Hace exactamente diez años, Mikel Arteta dejó el campo del Emirates con lágrimas en los ojos, en su último partido como jugador. Esa noche, que terminó con una segura victoria sobre el Aston Villa (4:0), parecía ser un punto final en su carrera como jugador. Hoy, ese mismo campo ha sido testigo de su transformación en el arquitecto de uno de los proyectos más exitosos de Europa. Solo quedan tres partidos antes de que Arteta se convierta en el entrenador del equipo que competirá en la Premier League y la Liga de Campeones. La historia está a punto de completar su ciclo.
El camino desde el puesto de capitán hasta el de entrenador no es siempre directo. Arteta no solo cambió de calzado, sino que también pasó por una rigurosa formación técnica bajo la dirección de Pep Guardiola. Aprendió la filosofía del control posicional, y luego regresó a Londres para construir un equipo con una base sólida, en lugar de un equipo con problemas técnicos. Cuando asumió el cargo de entrenador del Arsenal a finales de 2019, el club estaba en una crisis estructural y psicológica. Los escépticos consideraban que su nombramiento era un riesgo. Hoy, esos mismos escépticos tienen que admitir que Arteta ha logrado crear un equipo capaz de dominar en dos de las competiciones más exigentes.
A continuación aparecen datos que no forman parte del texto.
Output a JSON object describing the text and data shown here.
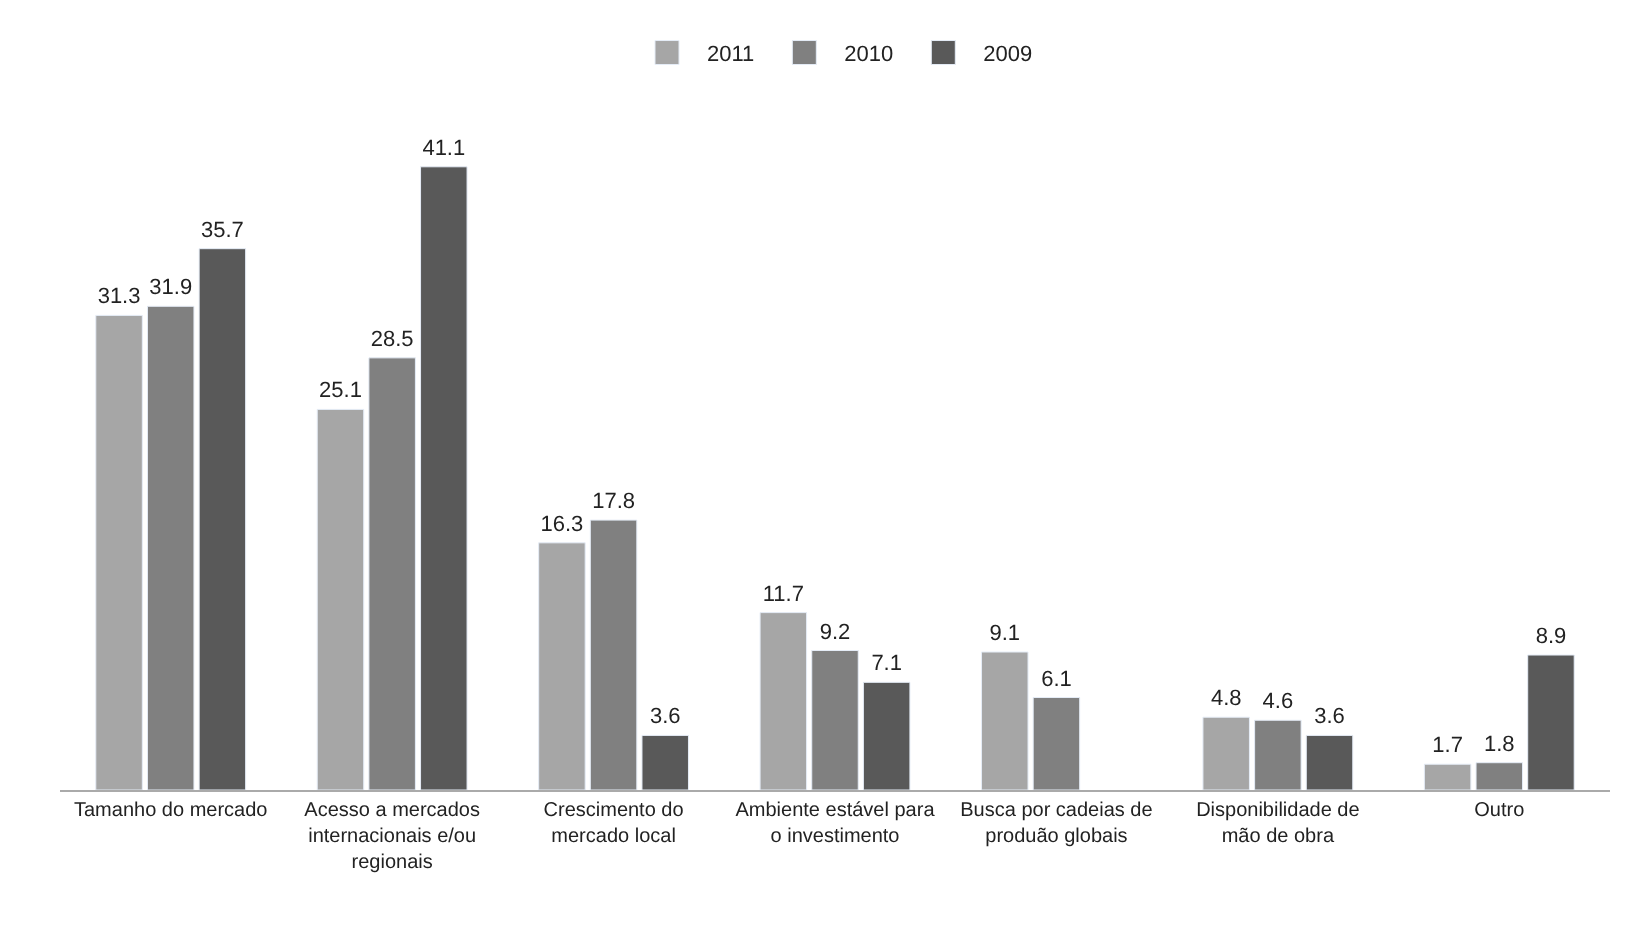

La clave del éxito no es solo la flexibilidad de los planes o la rotación de jugadores, sino también la disciplina mental. Arteta convirtió a un grupo de jugadores talentosos, pero emocionalmente inestables, en un equipo con principios claros y una fe inquebrantable en el proceso. Saka, Edgar, Rais, Saliba… cada uno de ellos ha alcanzado su máximo potencial bajo su dirección. La adaptabilidad táctica permitió al equipo sentirse seguro tanto en las competiciones de la Premier League como en los duelos europeos.
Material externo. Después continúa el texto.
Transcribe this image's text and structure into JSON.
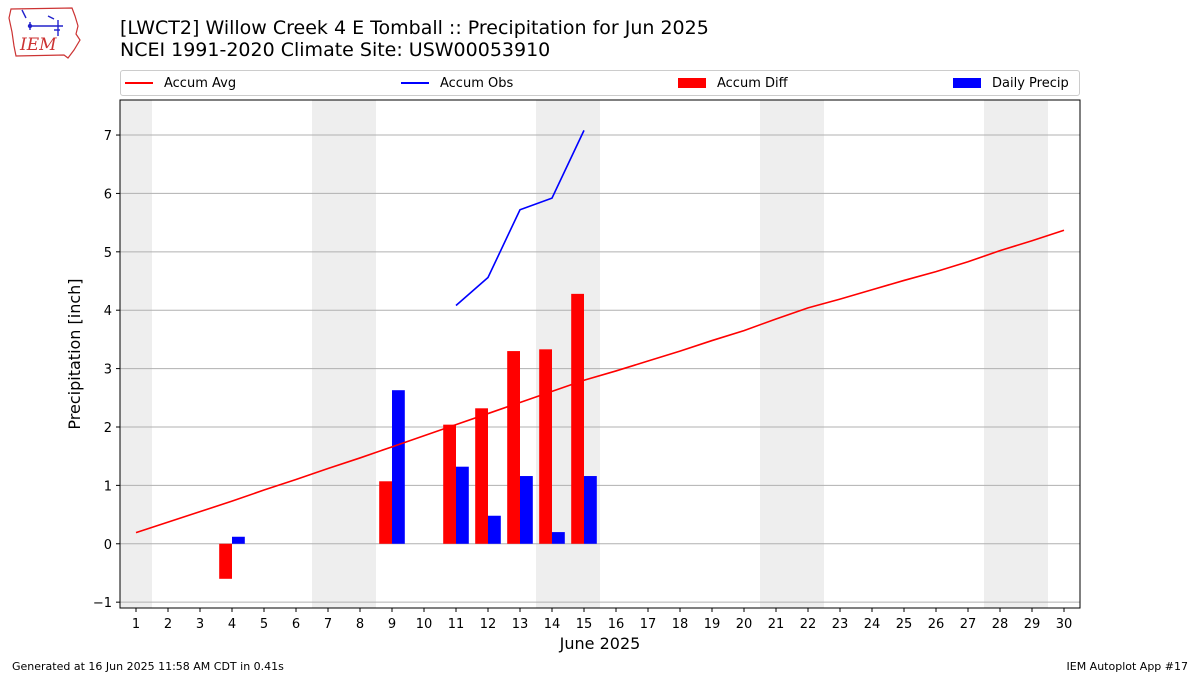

Los tres partidos restantes no son simplemente una formalidad. Son una prueba de carácter, resistencia y habilidad para manejar una presión enorme. La historia cuenta con ejemplos de cuando los grandes jugadores se detienen en la recta final. Pero el Arsenal actual parece estar más estable psicológicamente que nunca. Si el dúo se convierte en realidad, no será solo un éxito deportivo, sino el culmen de una década de trayecto: desde el gol de despedida hasta la victoria que grabará el nombre de Arteta en la historia del club.
Londres espera. El Emirates está listo. Y Mikel Arteta está a tres pasos de la inmortalidad.